Dr. Elisabeth Rosenthal presents her case in this well-researched, even-handed presentation of statistics, numbers, and accounts of real personal experiences from patients. The bottom line: greed and profiteering has corrupted the healthcare industry to the point where financial gain has eclipsed the noble pursuit of healing the sick. We've all known this to be the case on some level, but to see it so carefully and methodically laid out by Rosenthal opens up new vistas of frustration and anger.

Rosenthal begins the book by outlining her 10 Economic Rules of the Dysfunctional Medical Market:
1) More treatment is always better. Default to the most expensive option.
2) A lifetime of treatment is preferable to a cure.
3) Amenities and marketing matter more than good care.
4) As technologies age, prices can rise rather than fall.
5) There is no free choice.
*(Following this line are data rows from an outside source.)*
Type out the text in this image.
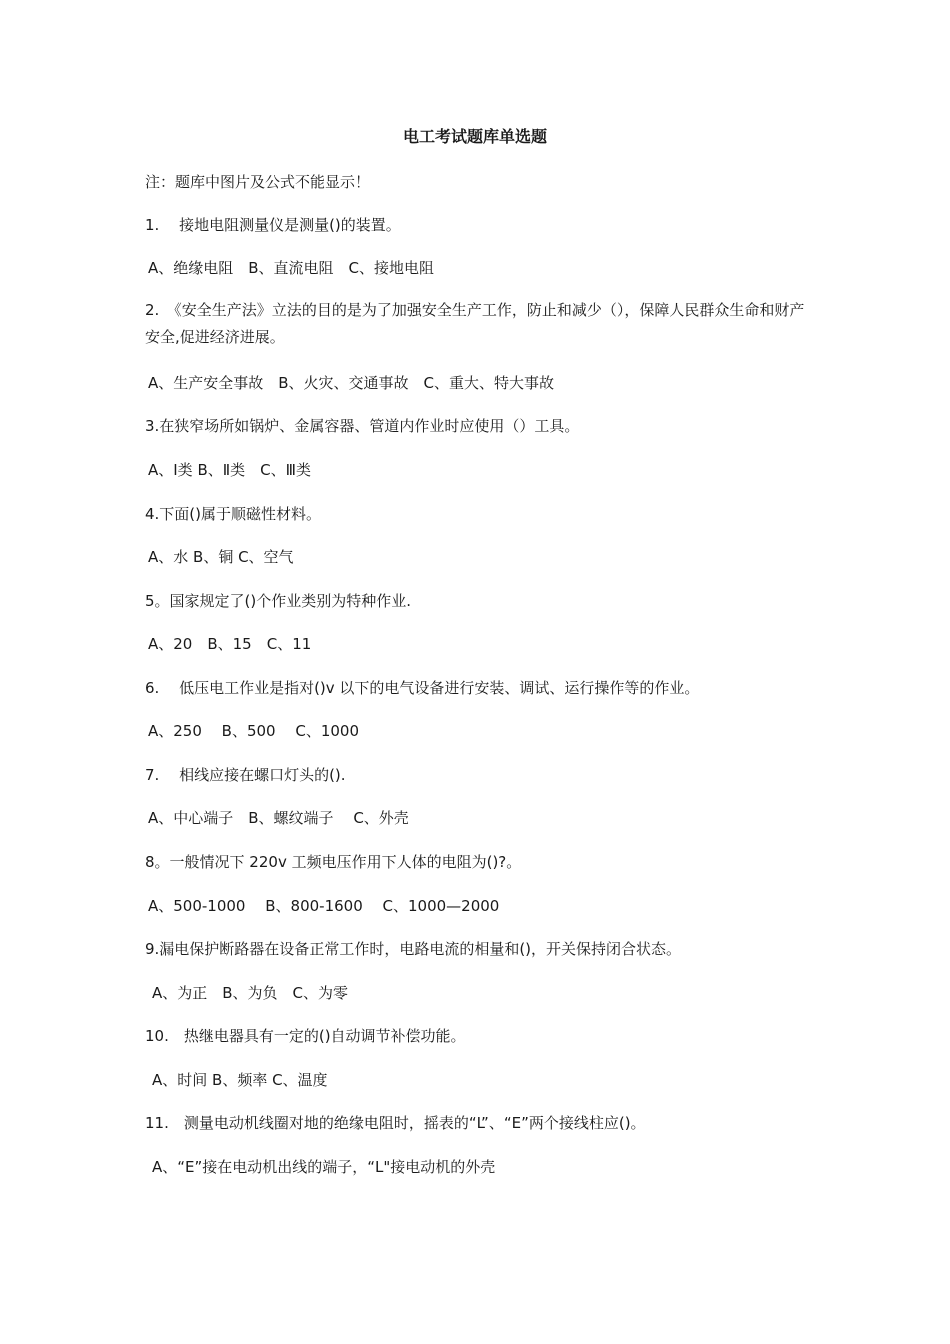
电工考试题库单选题
注：题库中图片及公式不能显示！
1.　 接地电阻测量仪是测量()的装置。
A、绝缘电阻　B、直流电阻　C、接地电阻
2.　《安全生产法》立法的目的是为了加强安全生产工作，防止和减少（），保障人民群众生命和财产安全,促进经济进展。
A、生产安全事故　B、火灾、交通事故　C、重大、特大事故
3.在狭窄场所如锅炉、金属容器、管道内作业时应使用（）工具。
A、Ⅰ类 B、Ⅱ类　C、Ⅲ类
4.下面()属于顺磁性材料。
A、水 B、铜 C、空气
5。国家规定了()个作业类别为特种作业.
A、20　B、15　C、11
6.　 低压电工作业是指对()v 以下的电气设备进行安装、调试、运行操作等的作业。
A、250　 B、500　 C、1000
7.　 相线应接在螺口灯头的().
A、中心端子　B、螺纹端子　 C、外壳
8。一般情况下 220v 工频电压作用下人体的电阻为()?。
A、500-1000　 B、800-1600　 C、1000—2000
9.漏电保护断路器在设备正常工作时，电路电流的相量和()，开关保持闭合状态。
A、为正　B、为负　C、为零
10.　热继电器具有一定的()自动调节补偿功能。
A、时间 B、频率 C、温度
11.　测量电动机线圈对地的绝缘电阻时，摇表的“L”、“E”两个接线柱应()。
A、“E”接在电动机出线的端子，“L"接电动机的外壳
Patients are stuck. And they’re stuck buying American.
6) More competitors vying for business doesn’t mean better prices; it can drive prices up, not down.
7) Economies of scale don’t translate to lower prices. With their market power, big providers can simply demand more.
8) There is no such thing as a fixed price for a procedure or test. And the uninsured pay the highest prices of all.
9) There are no standards for billing. There’s money to be made in billing for anything and everything.
10) Prices will rise to whatever the market will bear.

The first 2/3 of this book are spent explaining the history of healthcare in the US, as well as presenting facts and examples of how and why we have arrived at this point. Her points confirm and demonstrate the validity of her 10 Economic Rules listed above. The last 1/3 of the book is a primer on how to be a more vigilant "customer" of healthcare in America. This last part of the book, meant to empower us no doubt, simply contributes to the notion that the healthcare system is broken by requiring all of these somersaults and backflips just to seek medical care for even simple and common procedures without being bankrupted.

This is an important book--one that should be read by and understood by far more people than it likely will be.